Elif is at the end of her fourth year of her PhD, studying the working lives of female refugee communities in the Global South. She tells us about the agency of silence, addressing gendered stigma and the refugees’ persistence in living honourable lives.
What drove you to choose Bath for your PhD?
I wanted to focus on the working lives of Syrian refugee women who became domestic workers in Turkey after fleeing from the Syrian war. I found that the School of Management is highly interdisciplinary, with many scholars researching fascinating subjects.
I reached out to my supervisor, Professor Nancy Harding, after discovering her innovative work on gender and identity, which combines philosophy and sociology. My second supervisor, Dr Deborah Brewis, was also interested in working with female refugee populations, as she focuses on critical theory and identity.
I wanted to work with these excellent scholars, so they and Bath’s University Research Studentship Award led me to do my PhD here.

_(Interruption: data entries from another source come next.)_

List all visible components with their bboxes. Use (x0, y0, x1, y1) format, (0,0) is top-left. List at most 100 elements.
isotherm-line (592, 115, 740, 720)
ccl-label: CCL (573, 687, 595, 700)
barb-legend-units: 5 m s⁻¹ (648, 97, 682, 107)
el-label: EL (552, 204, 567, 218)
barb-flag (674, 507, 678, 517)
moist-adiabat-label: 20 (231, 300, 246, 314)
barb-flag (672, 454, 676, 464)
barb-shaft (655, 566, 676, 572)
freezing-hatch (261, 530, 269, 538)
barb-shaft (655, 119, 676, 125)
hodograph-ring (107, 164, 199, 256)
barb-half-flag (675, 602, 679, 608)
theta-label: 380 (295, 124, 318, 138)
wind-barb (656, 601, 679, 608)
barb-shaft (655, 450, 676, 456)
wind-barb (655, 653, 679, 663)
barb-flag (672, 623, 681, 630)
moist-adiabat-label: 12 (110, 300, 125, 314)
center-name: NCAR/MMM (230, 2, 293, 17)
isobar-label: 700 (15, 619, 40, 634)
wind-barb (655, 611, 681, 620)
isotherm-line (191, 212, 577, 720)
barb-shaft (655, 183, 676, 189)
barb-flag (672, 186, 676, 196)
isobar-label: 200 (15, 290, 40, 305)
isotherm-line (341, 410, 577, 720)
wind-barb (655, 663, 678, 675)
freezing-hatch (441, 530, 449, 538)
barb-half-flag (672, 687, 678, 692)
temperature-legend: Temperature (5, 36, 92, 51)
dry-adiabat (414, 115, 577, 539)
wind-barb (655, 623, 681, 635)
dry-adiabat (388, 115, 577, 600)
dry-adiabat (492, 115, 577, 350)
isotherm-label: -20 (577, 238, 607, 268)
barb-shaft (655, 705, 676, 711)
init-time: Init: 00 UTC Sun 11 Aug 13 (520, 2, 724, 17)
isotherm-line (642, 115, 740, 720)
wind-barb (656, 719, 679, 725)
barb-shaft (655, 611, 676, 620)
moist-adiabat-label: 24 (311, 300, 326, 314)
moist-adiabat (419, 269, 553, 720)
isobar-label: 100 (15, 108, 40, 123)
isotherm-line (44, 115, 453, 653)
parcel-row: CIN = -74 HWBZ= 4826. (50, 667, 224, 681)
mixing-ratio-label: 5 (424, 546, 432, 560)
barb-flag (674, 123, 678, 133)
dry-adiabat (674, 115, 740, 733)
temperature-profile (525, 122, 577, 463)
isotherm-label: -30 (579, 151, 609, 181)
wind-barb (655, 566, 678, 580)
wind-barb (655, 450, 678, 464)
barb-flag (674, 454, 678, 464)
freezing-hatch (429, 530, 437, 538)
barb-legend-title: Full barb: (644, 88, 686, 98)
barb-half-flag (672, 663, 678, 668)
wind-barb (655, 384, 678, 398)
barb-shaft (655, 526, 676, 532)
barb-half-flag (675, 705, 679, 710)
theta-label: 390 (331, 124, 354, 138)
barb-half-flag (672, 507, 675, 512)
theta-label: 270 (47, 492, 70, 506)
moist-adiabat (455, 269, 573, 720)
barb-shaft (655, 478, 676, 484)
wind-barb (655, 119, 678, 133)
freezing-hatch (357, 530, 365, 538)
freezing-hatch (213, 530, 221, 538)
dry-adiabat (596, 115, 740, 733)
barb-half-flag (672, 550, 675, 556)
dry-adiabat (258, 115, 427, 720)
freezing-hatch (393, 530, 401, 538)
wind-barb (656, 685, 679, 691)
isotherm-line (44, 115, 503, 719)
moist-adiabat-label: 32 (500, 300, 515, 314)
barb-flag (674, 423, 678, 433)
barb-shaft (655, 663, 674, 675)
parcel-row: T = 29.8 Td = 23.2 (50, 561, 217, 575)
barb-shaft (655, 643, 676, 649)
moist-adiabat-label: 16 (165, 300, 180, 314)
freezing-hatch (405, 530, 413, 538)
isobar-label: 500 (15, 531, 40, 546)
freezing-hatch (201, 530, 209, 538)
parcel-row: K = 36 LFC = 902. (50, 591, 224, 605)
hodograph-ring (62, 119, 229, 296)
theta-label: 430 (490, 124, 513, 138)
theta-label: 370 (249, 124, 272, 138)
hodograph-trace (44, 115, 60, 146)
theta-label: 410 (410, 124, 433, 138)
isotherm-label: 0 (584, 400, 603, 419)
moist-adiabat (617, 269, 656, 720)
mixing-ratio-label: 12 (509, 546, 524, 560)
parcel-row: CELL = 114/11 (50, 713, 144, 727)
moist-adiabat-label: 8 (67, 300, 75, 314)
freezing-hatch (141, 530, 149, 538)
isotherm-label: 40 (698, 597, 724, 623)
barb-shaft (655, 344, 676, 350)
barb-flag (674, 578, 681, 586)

What is your research topic and how did you decide on it?
I explore how Syrian women, who once led comfortable lives in Syria but were forced into exile by war, strive to protect their honour and dignity but are now compelled to take on doubly stigmatised work to support their children.
I completed my master’s in political science with a focus on anthropology, and I also studied political science as an undergraduate. Since the beginning of my BA in 2010, I have been actively involved in NGOs, organising human rights workshops as well as policy-focused symposiums and conferences. I believe all of this led me to pursue this topic.
What initially sparked your interest in the topic?
After completing my MA, I started working for an international NGO focused on education, which gave me the opportunity to work in Kabul, Afghanistan, in 2018. I believe this is where my interest in how people live in conflict-prone areas and experience displacement deepened.
I had Afghan colleagues in our branch whose wives and children had to live in the countryside with their parents, and whenever we heard the sound of a bomb, they would call their families. I think it was being there and witnessing these moments that drove me to work on this topic.
I became interested in understanding how people flee war, find themselves in a completely strange country, and then make a living there – especially as women who lost their husbands, homes and livelihoods, and who were themselves sometimes tortured and imprisoned.
As a feminist, I became deeply interested in refugee women's lives and wanted to explore how they rebuild their lives from scratch in Turkey.
What are your findings so far?
I have worked with 76 refugee women throughout my ethnography, which I conducted between 2021 and 2022. In mainstream refugee studies and in the media, refugees are portrayed as passive individuals devoid of agency.
In my research, I’ve found multiple forms of agency that refugee women enact, even in the seemingly impossible situations they face after fleeing war with their children and arriving in a strange country. They refuse to be identified as ‘refugees’; they perceive themselves as ‘honourable’ women, and they make significant efforts to protect their own and their children’s dignity. When they construct themselves as workers, they do so in a way that allows them to maintain their honour, dignity, culture, religion and values.
For instance, in my first paper, I find out how these women practise agentive silences to enable them to feed their children while carrying out stigmatised work that could destroy their honourable identity. Domestic work is heavily stigmatised in the Syrian community, yet it is the only type of work available for these women. If they perform this work, they risk becoming dishonourable women; if they don’t, they cannot feed their children. I explore how women resolve this complexity through agentive silence, which allows them to work while maintaining their honourable identity.
In my second paper, I examine the resistance these women enact – they refuse to be identified as refugees and reject the cultural stigma, and employ micro resistances. While doing this, I also interviewed employers who hire them. So, in my third paper, I will explore employer subjectivity in the Global South.
What are the real-world implications of your research?
We are currently facing the largest humanitarian catastrophe since World War II. There are 117 million forcibly displaced people globally, including nearly 38 million refugees – most of whom are from Syria, Afghanistan, Venezuela, South Sudan and Ukraine.
85% of these refugees are hosted by countries in the Global South but most studies of refugees are of those living in the Global North.
Through my research, I aim to amplify the voices, silences, feelings and experiences of Syrian refugee women, bringing them to the forefront of public consideration with the goal of contributing to improvements in their living and working standards. I especially interrogate what the identification of ‘refugee’ brings to their lives, with its political, economic and sociological connotations.
One of my primary goals with my research is to contribute to the understanding of ‘refugees’. I ask questions such as: how can we see them as humans, friends, sisters, and brothers rather than as refugees or numbers? I believe we need to push hard for this.
What advice would you offer to others studying or considering a PhD?
A PhD is a long but very rewarding process. I’d recommend choosing a topic you're passionate about. Having supervisors who share your excitement is key – because that excitement is what takes you to your desk over four or five, years especially if you are doing qualitative study.
Our PhD office provides a bright, productive, and inspiring environment and the School is home to very successful and innovative academics. Bath is a great and very supportive place to study: join us!